Isolation and molecular identification of Mycobacterium from commercially available pasteurized milk and raw milk samples collected from two infected cattle farms in Alborz Province, Iran.

作者信息

Eftekhari Mohsen, Mosavari Nader

机构信息

Department of Microbiology, Saveh Branch of Islamic Azad University, Saveh, Iran.

Bovine Tuberculosis Reference Laboratory, Razi Vaccine and Serum Research Institute, Agricultural Research, Education and Extension Organization, Tehran, Iran.

出版信息

Int J Mycobacteriol. 2016 Dec;5 Suppl 1:S222-S223. doi: 10.1016/j.ijmyco.2016.10.005. Epub 2016 Oct 27.

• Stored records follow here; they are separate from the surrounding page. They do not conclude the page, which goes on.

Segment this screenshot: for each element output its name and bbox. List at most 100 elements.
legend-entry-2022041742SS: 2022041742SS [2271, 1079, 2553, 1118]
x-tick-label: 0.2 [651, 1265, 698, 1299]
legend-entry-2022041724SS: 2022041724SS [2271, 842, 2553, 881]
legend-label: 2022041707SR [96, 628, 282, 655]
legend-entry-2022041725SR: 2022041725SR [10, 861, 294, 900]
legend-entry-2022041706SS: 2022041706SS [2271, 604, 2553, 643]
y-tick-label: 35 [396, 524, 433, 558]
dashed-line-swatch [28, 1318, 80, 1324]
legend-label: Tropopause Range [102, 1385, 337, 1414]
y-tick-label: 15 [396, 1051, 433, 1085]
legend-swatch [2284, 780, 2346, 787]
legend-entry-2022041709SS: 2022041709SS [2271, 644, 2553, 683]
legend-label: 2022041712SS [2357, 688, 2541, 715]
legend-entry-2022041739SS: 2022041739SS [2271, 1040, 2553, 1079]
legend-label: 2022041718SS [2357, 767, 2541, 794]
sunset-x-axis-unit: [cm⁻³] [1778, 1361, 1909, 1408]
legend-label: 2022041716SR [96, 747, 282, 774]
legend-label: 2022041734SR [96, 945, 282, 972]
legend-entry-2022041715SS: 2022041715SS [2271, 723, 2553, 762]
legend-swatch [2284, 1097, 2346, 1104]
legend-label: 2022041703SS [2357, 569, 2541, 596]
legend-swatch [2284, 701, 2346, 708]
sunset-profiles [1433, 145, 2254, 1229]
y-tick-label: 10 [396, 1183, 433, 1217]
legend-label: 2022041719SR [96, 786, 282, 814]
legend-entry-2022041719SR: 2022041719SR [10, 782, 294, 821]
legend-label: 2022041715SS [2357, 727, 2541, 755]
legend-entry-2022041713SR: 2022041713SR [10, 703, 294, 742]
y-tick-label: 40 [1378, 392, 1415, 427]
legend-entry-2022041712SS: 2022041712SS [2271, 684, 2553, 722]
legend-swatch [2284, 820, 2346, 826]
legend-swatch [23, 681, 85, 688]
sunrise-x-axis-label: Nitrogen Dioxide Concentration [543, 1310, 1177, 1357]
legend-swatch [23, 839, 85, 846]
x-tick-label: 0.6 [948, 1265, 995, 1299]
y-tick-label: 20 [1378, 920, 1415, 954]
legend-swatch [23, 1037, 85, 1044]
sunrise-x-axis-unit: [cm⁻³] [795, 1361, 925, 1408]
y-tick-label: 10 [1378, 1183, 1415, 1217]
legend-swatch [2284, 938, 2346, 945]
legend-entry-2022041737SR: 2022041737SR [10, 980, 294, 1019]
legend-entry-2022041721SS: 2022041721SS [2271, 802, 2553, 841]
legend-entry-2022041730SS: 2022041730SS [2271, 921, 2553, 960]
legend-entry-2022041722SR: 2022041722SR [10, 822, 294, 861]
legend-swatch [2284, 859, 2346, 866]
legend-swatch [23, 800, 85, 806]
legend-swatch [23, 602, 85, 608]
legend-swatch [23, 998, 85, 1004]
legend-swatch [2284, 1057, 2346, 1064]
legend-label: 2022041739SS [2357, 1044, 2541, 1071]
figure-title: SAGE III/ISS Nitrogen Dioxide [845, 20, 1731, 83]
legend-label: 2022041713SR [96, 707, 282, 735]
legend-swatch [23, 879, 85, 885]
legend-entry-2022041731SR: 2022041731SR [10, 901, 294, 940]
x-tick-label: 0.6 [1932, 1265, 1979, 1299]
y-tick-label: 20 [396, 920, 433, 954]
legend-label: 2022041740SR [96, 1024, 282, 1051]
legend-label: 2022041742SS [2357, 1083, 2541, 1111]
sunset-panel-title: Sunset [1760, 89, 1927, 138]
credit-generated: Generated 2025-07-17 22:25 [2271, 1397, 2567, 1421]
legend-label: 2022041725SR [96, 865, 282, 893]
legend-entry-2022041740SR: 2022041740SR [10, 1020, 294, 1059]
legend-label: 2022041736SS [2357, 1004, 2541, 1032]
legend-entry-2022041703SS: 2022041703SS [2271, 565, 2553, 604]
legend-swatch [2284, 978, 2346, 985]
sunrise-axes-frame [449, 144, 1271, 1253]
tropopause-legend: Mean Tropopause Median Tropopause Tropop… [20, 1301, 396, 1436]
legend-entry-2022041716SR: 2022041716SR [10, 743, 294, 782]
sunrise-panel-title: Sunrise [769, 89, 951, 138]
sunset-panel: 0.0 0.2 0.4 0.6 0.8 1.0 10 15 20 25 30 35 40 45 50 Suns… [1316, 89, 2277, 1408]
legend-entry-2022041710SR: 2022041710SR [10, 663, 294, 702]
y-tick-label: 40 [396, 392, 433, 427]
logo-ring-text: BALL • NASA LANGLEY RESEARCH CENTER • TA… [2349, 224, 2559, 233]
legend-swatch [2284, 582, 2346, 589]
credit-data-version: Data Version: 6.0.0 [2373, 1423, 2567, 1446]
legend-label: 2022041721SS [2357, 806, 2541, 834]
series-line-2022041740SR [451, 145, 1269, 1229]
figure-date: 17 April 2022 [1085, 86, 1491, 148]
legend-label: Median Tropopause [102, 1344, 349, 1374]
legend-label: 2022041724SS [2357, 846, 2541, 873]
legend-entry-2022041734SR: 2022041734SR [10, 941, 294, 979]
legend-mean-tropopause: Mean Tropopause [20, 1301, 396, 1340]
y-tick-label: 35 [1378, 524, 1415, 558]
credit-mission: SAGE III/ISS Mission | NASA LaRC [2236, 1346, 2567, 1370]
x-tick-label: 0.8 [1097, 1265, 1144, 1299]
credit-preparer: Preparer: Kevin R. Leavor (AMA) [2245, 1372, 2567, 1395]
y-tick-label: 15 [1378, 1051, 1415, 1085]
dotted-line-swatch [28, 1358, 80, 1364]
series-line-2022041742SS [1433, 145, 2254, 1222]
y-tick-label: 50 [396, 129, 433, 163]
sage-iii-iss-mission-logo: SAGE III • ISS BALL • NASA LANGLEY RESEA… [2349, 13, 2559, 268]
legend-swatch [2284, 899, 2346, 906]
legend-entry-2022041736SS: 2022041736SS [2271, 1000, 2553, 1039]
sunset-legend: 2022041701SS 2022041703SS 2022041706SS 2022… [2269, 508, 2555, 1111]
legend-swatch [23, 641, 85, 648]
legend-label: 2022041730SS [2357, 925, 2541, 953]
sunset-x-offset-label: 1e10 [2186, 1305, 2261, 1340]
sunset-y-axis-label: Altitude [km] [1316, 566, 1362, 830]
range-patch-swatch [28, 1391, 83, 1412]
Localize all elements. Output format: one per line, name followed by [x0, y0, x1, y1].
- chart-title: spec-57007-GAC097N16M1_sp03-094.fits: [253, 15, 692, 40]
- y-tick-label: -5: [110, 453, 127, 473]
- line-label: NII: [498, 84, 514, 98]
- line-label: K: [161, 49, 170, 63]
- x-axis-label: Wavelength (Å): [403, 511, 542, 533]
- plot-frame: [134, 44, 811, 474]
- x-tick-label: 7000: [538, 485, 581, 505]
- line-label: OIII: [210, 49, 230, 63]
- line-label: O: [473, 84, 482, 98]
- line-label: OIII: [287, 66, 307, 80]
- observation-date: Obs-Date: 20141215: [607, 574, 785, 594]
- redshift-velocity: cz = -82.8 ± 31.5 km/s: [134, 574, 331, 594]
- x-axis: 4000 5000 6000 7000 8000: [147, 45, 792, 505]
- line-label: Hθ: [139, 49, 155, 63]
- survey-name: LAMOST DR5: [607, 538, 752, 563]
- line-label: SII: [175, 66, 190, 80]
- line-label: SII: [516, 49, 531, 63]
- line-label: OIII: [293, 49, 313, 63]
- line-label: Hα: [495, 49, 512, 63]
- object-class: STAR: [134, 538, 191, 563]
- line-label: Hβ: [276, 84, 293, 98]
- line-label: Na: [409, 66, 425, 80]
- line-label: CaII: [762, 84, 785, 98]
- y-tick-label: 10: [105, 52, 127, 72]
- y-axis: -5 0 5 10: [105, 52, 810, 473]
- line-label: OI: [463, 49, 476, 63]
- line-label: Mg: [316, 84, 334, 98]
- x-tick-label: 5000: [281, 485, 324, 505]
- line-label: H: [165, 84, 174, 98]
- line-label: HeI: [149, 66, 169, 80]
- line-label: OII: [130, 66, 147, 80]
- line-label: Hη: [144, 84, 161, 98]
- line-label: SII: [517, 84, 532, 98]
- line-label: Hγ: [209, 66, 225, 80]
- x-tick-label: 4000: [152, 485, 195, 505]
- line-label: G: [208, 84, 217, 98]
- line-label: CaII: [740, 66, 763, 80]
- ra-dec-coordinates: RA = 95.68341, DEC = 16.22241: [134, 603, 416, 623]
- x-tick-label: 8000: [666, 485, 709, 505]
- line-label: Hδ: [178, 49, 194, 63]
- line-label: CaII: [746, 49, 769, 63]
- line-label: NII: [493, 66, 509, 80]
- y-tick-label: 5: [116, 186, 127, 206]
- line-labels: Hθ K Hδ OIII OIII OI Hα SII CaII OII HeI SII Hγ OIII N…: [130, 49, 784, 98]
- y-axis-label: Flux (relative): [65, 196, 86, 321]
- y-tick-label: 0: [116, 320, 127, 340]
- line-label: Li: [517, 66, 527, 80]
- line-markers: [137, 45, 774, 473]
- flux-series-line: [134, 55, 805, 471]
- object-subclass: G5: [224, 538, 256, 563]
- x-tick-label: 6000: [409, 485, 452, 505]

DOI:10.1016/j.ijmyco.2016.10.005
PMID:28043568
Abstract

OBJECTIVE/BACKGROUND: Mycobacterium avium subsp. paratuberculosis (MAP) is an etiological agent of Johne's disease in ruminant including cattle, sheep and goats. This disease is considered an economically important disease in cattle. Animals with paratuberculosis shed viable MAP, particularly in their milk and feces. MAP may be involved in the development of Crohn's disease in humans through the consumption of contaminated milk and dairy products. Common methods of pasteurization are not enough to kill all MAP present in the milk and the bacterium has been isolated from raw milk, pasteurized milk and cheese samples. The purpose of this study was to evaluate two different methods for detecting MAP in milk and milk products. We analyzed the commonly used methods such as culture and molecular biology for identification of MAP.

METHODS

For this study, 50 milk samples from cows with suspected Johne's disease located in two dairy farms and 10 commercially available pasteurized milk and cheese samples from the market in Karaj city, Iran were selected. Following Ziehl-Neelsen staining of milk samples, direct microscopic detection of MAP was performed. All milk samples were centrifuged, and the concentrated samples were decontaminated using hexadecyl pyridinium chloride. The decontaminated milk suspensions were washed three times by centrifuging, and the collected filtrates were cultivated on Herrold's egg yolk medium enriched by Mycobactin J. Finally, identification and confirmation of isolates to MAP was performed using IS900-nested polymerase chain reaction (PCR).

RESULTS

According to the obtained results by culture and PCR methods, none of the pasteurized milk and cheese samples showed the presence of MAP. However, 10% of the tested raw milk samples collected from suspected cattle showed the presence of MAP by both culture and PCR methods.

CONCLUSION

Culture and PCR methods are reliable for identification of MAP from milk samples.

摘要

目的/背景:副结核分枝杆菌(MAP)是反刍动物(包括牛、绵羊和山羊)约翰氏病的病原体。这种疾病被认为是牛的一种经济上重要的疾病。患有副结核的动物会排出有活力的MAP,尤其是在它们的乳汁和粪便中。MAP可能通过食用受污染的牛奶和奶制品参与人类克罗恩病的发病过程。常见的巴氏杀菌方法不足以杀死牛奶中存在的所有MAP,并且该细菌已从生牛奶、巴氏杀菌牛奶和奶酪样品中分离出来。本研究的目的是评估两种检测牛奶和奶制品中MAP的不同方法。我们分析了用于鉴定MAP的常用方法,如培养法和分子生物学方法。

方法

本研究选取了位于伊朗卡拉季市两个奶牛场的50份疑似患有约翰氏病奶牛的牛奶样本,以及10份市售的巴氏杀菌牛奶和奶酪样本。对牛奶样本进行齐-尼氏染色后,直接镜检检测MAP。所有牛奶样本均进行离心,浓缩样本用十六烷基氯化吡啶进行去污处理。将去污后的牛奶悬液通过离心洗涤3次,收集的滤液接种于添加了分枝杆菌素J的赫罗尔德蛋黄培养基上培养。最后,使用IS900巢式聚合酶链反应(PCR)对分离株进行MAP鉴定和确认。

结果

根据培养法和PCR法获得的结果,所有巴氏杀菌牛奶和奶酪样本均未显示存在MAP。然而,从疑似患病牛采集的10%的测试生牛奶样本通过培养法和PCR法均显示存在MAP。

结论

培养法和PCR法对于从牛奶样本中鉴定MAP是可靠的。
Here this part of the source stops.